Si Krauze escribió
sobre una democracia sin adjetivos, Sartori dio cuenta del cúmulo de
calificativos existentes para referirse a la democracia: política, social,
económica, industrial, directa, indirecta, participativa, electoral, etcétera.
Con intensidad, los últimos veinticinco años nuestro país ha vivido una amplia
y gradual reforma política que invariablemente ha tocado el aspecto electoral
como punto de referencia básico para medir el grado de democracia y de
participación política ciudadana alcanzado en nuestro país. Por supuesto, las
transiciones políticas de carácter democrático no se agotan en el ámbito de lo
electoral, no obstante sin conocimiento empírico del comportamiento electoral
no es posible introducir elementos de objetividad, en el conjunto muy variado
de interpretaciones subjetivas que pueden darse. Y la empiria
democrático-electoral que actualmente vive nuestro país nos ofrece líneas
generales sobre el desarrollo político e institucional del sistema electoral, y
de la votación emitida por los ciudadanos: amarillos, rojos, azules, u otras
más, hoy día todos los colores son opciones, según regiones y latitudes. El
conjunto comicial formado por las elecciones federales de 2012 y las de
carácter estatal y municipal ocurridas el pasado domingo 7 de julio de 2013, muestran
que la democracia, la alternativa política y la celebración periódica de
comicios se han asentado entre nosotros.
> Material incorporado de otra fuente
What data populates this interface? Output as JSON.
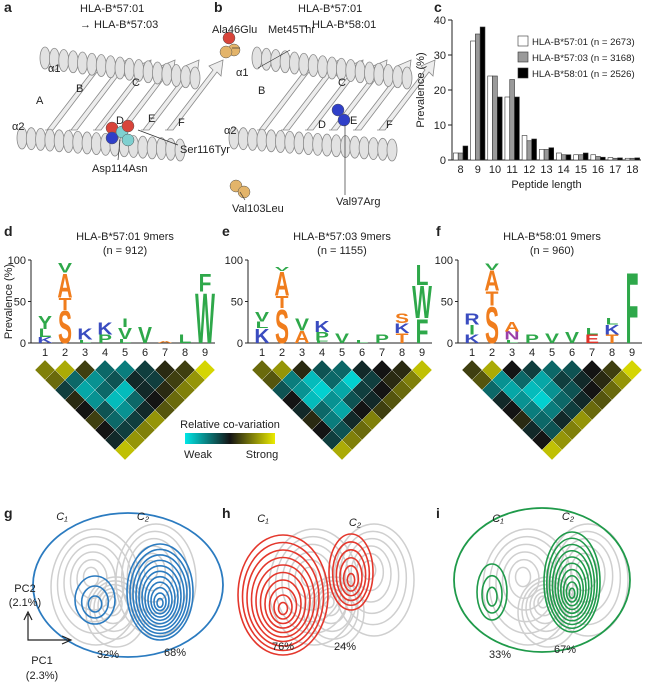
{
  "panel_a": {
    "letter": "a",
    "title": "HLA-B*57:01",
    "subtitle": "→ HLA-B*57:03",
    "labels": [
      "α1",
      "A",
      "B",
      "C",
      "D",
      "E",
      "F",
      "α2",
      "Asp114Asn",
      "Ser116Tyr"
    ]
  },
  "panel_b": {
    "letter": "b",
    "title": "HLA-B*57:01",
    "subtitle": "→ HLA-B*58:01",
    "labels": [
      "Ala46Glu",
      "Met45Thr",
      "α1",
      "B",
      "C",
      "D",
      "E",
      "F",
      "α2",
      "Val103Leu",
      "Val97Arg"
    ]
  },
  "chart_data": {
    "type": "bar",
    "letter": "c",
    "xlabel": "Peptide length",
    "ylabel": "Prevalence (%)",
    "categories": [
      "8",
      "9",
      "10",
      "11",
      "12",
      "13",
      "14",
      "15",
      "16",
      "17",
      "18"
    ],
    "ylim": [
      0,
      40
    ],
    "yticks": [
      0,
      10,
      20,
      30,
      40
    ],
    "series": [
      {
        "name": "HLA-B*57:01 (n = 2673)",
        "color": "#ffffff",
        "values": [
          2,
          34,
          24,
          18,
          7,
          3,
          2,
          1.5,
          1.5,
          0.7,
          0.5
        ]
      },
      {
        "name": "HLA-B*57:03 (n = 3168)",
        "color": "#9a9a9a",
        "values": [
          2,
          36,
          24,
          23,
          5.5,
          3,
          1.5,
          1.5,
          1,
          0.5,
          0.5
        ]
      },
      {
        "name": "HLA-B*58:01 (n = 2526)",
        "color": "#000000",
        "values": [
          4,
          38,
          18,
          18,
          6,
          3.5,
          1.5,
          2,
          0.8,
          0.6,
          0.6
        ]
      }
    ]
  },
  "aa_colors": {
    "K": "#3a4cc0",
    "R": "#3a4cc0",
    "S": "#f07d1d",
    "T": "#f07d1d",
    "A": "#f07d1d",
    "Y": "#2ea84a",
    "V": "#2ea84a",
    "L": "#2ea84a",
    "I": "#2ea84a",
    "F": "#2ea84a",
    "W": "#2ea84a",
    "P": "#2ea84a",
    "N": "#9b3fa8",
    "E": "#e03228"
  },
  "logos": [
    {
      "letter": "d",
      "title": "HLA-B*57:01 9mers",
      "n": "(n = 912)",
      "color": "#4a6ac6",
      "ylabel": "Prevalence (%)",
      "ylim": [
        0,
        100
      ],
      "yticks": [
        0,
        50,
        100
      ],
      "positions": [
        "1",
        "2",
        "3",
        "4",
        "5",
        "6",
        "7",
        "8",
        "9"
      ],
      "stacks": [
        [
          {
            "aa": "K",
            "height": 7
          },
          {
            "aa": "L",
            "height": 10
          },
          {
            "aa": "Y",
            "height": 16
          }
        ],
        [
          {
            "aa": "S",
            "height": 40
          },
          {
            "aa": "T",
            "height": 15
          },
          {
            "aa": "A",
            "height": 30
          },
          {
            "aa": "V",
            "height": 12
          }
        ],
        [
          {
            "aa": "L",
            "height": 4
          },
          {
            "aa": "K",
            "height": 14
          }
        ],
        [
          {
            "aa": "P",
            "height": 10
          },
          {
            "aa": "K",
            "height": 15
          }
        ],
        [
          {
            "aa": "L",
            "height": 5
          },
          {
            "aa": "V",
            "height": 14
          },
          {
            "aa": "I",
            "height": 10
          }
        ],
        [
          {
            "aa": "V",
            "height": 20
          }
        ],
        [
          {
            "aa": "A",
            "height": 2
          }
        ],
        [
          {
            "aa": "L",
            "height": 10
          }
        ],
        [
          {
            "aa": "W",
            "height": 62
          },
          {
            "aa": "F",
            "height": 22
          }
        ]
      ],
      "covariation": [
        [
          0.75,
          0.85,
          0.6,
          0.3,
          0.25,
          0.4,
          0.55,
          0.6,
          0.95
        ],
        [
          0.7,
          0.3,
          0.2,
          0.35,
          0.45,
          0.4,
          0.6,
          0.8
        ],
        [
          0.4,
          0.15,
          0.3,
          0.1,
          0.45,
          0.55,
          0.75
        ],
        [
          0.55,
          0.2,
          0.1,
          0.3,
          0.5,
          0.7
        ],
        [
          0.5,
          0.35,
          0.2,
          0.45,
          0.65
        ],
        [
          0.6,
          0.3,
          0.4,
          0.8
        ],
        [
          0.5,
          0.4,
          0.75
        ],
        [
          0.45,
          0.8
        ],
        [
          0.9
        ]
      ]
    },
    {
      "letter": "e",
      "title": "HLA-B*57:03 9mers",
      "n": "(n = 1155)",
      "color": "#e8553a",
      "ylabel": "Prevalence (%)",
      "ylim": [
        0,
        100
      ],
      "yticks": [
        0,
        50,
        100
      ],
      "positions": [
        "1",
        "2",
        "3",
        "4",
        "5",
        "6",
        "7",
        "8",
        "9"
      ],
      "stacks": [
        [
          {
            "aa": "K",
            "height": 18
          },
          {
            "aa": "L",
            "height": 8
          },
          {
            "aa": "V",
            "height": 12
          }
        ],
        [
          {
            "aa": "S",
            "height": 42
          },
          {
            "aa": "T",
            "height": 15
          },
          {
            "aa": "A",
            "height": 30
          },
          {
            "aa": "V",
            "height": 5
          }
        ],
        [
          {
            "aa": "A",
            "height": 15
          },
          {
            "aa": "V",
            "height": 15
          }
        ],
        [
          {
            "aa": "F",
            "height": 3
          },
          {
            "aa": "P",
            "height": 10
          },
          {
            "aa": "K",
            "height": 14
          }
        ],
        [
          {
            "aa": "V",
            "height": 12
          }
        ],
        [
          {
            "aa": "L",
            "height": 4
          }
        ],
        [
          {
            "aa": "P",
            "height": 10
          }
        ],
        [
          {
            "aa": "T",
            "height": 12
          },
          {
            "aa": "K",
            "height": 12
          },
          {
            "aa": "S",
            "height": 12
          }
        ],
        [
          {
            "aa": "F",
            "height": 30
          },
          {
            "aa": "W",
            "height": 40
          },
          {
            "aa": "L",
            "height": 25
          }
        ]
      ],
      "covariation": [
        [
          0.7,
          0.8,
          0.55,
          0.35,
          0.3,
          0.45,
          0.5,
          0.55,
          0.9
        ],
        [
          0.65,
          0.25,
          0.1,
          0.3,
          0.05,
          0.4,
          0.55,
          0.75
        ],
        [
          0.35,
          0.2,
          0.05,
          0.15,
          0.4,
          0.5,
          0.7
        ],
        [
          0.5,
          0.1,
          0.2,
          0.35,
          0.45,
          0.65
        ],
        [
          0.45,
          0.3,
          0.15,
          0.5,
          0.6
        ],
        [
          0.55,
          0.25,
          0.45,
          0.75
        ],
        [
          0.5,
          0.35,
          0.7
        ],
        [
          0.4,
          0.75
        ],
        [
          0.85
        ]
      ]
    },
    {
      "letter": "f",
      "title": "HLA-B*58:01 9mers",
      "n": "(n = 960)",
      "color": "#3aa64a",
      "ylabel": "Prevalence (%)",
      "ylim": [
        0,
        100
      ],
      "yticks": [
        0,
        50,
        100
      ],
      "positions": [
        "1",
        "2",
        "3",
        "4",
        "5",
        "6",
        "7",
        "8",
        "9"
      ],
      "stacks": [
        [
          {
            "aa": "K",
            "height": 10
          },
          {
            "aa": "I",
            "height": 12
          },
          {
            "aa": "R",
            "height": 14
          }
        ],
        [
          {
            "aa": "S",
            "height": 45
          },
          {
            "aa": "T",
            "height": 18
          },
          {
            "aa": "A",
            "height": 25
          },
          {
            "aa": "V",
            "height": 8
          }
        ],
        [
          {
            "aa": "L",
            "height": 4
          },
          {
            "aa": "N",
            "height": 10
          },
          {
            "aa": "A",
            "height": 12
          }
        ],
        [
          {
            "aa": "P",
            "height": 10
          }
        ],
        [
          {
            "aa": "V",
            "height": 12
          }
        ],
        [
          {
            "aa": "V",
            "height": 14
          }
        ],
        [
          {
            "aa": "E",
            "height": 10
          },
          {
            "aa": "L",
            "height": 8
          }
        ],
        [
          {
            "aa": "T",
            "height": 10
          },
          {
            "aa": "K",
            "height": 12
          },
          {
            "aa": "L",
            "height": 8
          }
        ],
        [
          {
            "aa": "F",
            "height": 88
          }
        ]
      ],
      "covariation": [
        [
          0.6,
          0.85,
          0.5,
          0.4,
          0.3,
          0.35,
          0.5,
          0.6,
          0.95
        ],
        [
          0.65,
          0.2,
          0.3,
          0.15,
          0.4,
          0.45,
          0.55,
          0.8
        ],
        [
          0.3,
          0.15,
          0.1,
          0.2,
          0.35,
          0.5,
          0.7
        ],
        [
          0.45,
          0.2,
          0.05,
          0.3,
          0.45,
          0.65
        ],
        [
          0.5,
          0.25,
          0.25,
          0.4,
          0.7
        ],
        [
          0.55,
          0.3,
          0.45,
          0.8
        ],
        [
          0.45,
          0.35,
          0.75
        ],
        [
          0.5,
          0.8
        ],
        [
          0.9
        ]
      ]
    }
  ],
  "covariation_scale": {
    "title": "Relative co-variation",
    "low": "Weak",
    "high": "Strong"
  },
  "pca": {
    "axis_y": [
      "PC2",
      "(2.1%)"
    ],
    "axis_x": [
      "PC1",
      "(2.3%)"
    ],
    "panels": [
      {
        "letter": "g",
        "color": "#2b7bc0",
        "clusters": [
          "C₁",
          "C₂"
        ],
        "shares": [
          "32%",
          "68%"
        ]
      },
      {
        "letter": "h",
        "color": "#e4372c",
        "clusters": [
          "C₁",
          "C₂"
        ],
        "shares": [
          "76%",
          "24%"
        ]
      },
      {
        "letter": "i",
        "color": "#1f9a4a",
        "clusters": [
          "C₁",
          "C₂"
        ],
        "shares": [
          "33%",
          "67%"
        ]
      }
    ]
  }
}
Por ejemplo, son miles de ciudadanos
entre veinte y veinticuatro años de edad los que participaron en la jornada
electoral, como presidentes, secretarios o escrutadores, que en 1988 no han
habían nacido o que estaban por nacer. Su formación individual, familiar,
social y cívica se ha dado a lo largo de este último cuarto de siglo de
gradualidad y transición políticas, y si bien saben que la variedad de partidos
políticos nacionales y locales existentes se critican, insultan e incriminan
entre sí, también saben que los representantes de éstos, acreditados en las
mesas de casilla, sólo pueden observar, y que la única autoridad electoral en
el día de la jornada son los ciudadanos de esas minúsculas células directivas, para
llevar a buen término el registro de los votos y su cómputo correcto. La
democracia mexicana ha sido muy costosa, por una doble razón: una, la
construcción de instituciones electorales ciudadanizadas, autónomas y no
sujetas a las decisiones de gobiernos o de partidos políticos; y, otra, la
educación para la participación de los ciudadanos –como votantes y como
funcionarios de casillas– con el propósito de internalizar principios democráticos
perdurables en los miembros de una sociedad determinada: los valores humanos y
sociales; los derechos, pero también los deberes; la tolerancia y la
diversidad; las ideas comunes, y también la existencia de ideas diferentes; la
toma de cuentas a los gobernantes o la repetición de la confianza; en pocas
palabras, la vía pacífica y política para la solución de los conflictos
sociales y la demanda de nuestros derechos como personas integrantes del Estado
y la Sociedad; a la vez de la negación de la violencia aviesa que se alimenta
por intereses y odios personales. Nuestra democracia no es perfecta, no lo va a
ser nunca, pero su efectividad depende de la participación de todos nosotros. No
la queremos perfecta, pero sí perfectible. ¿Quién no?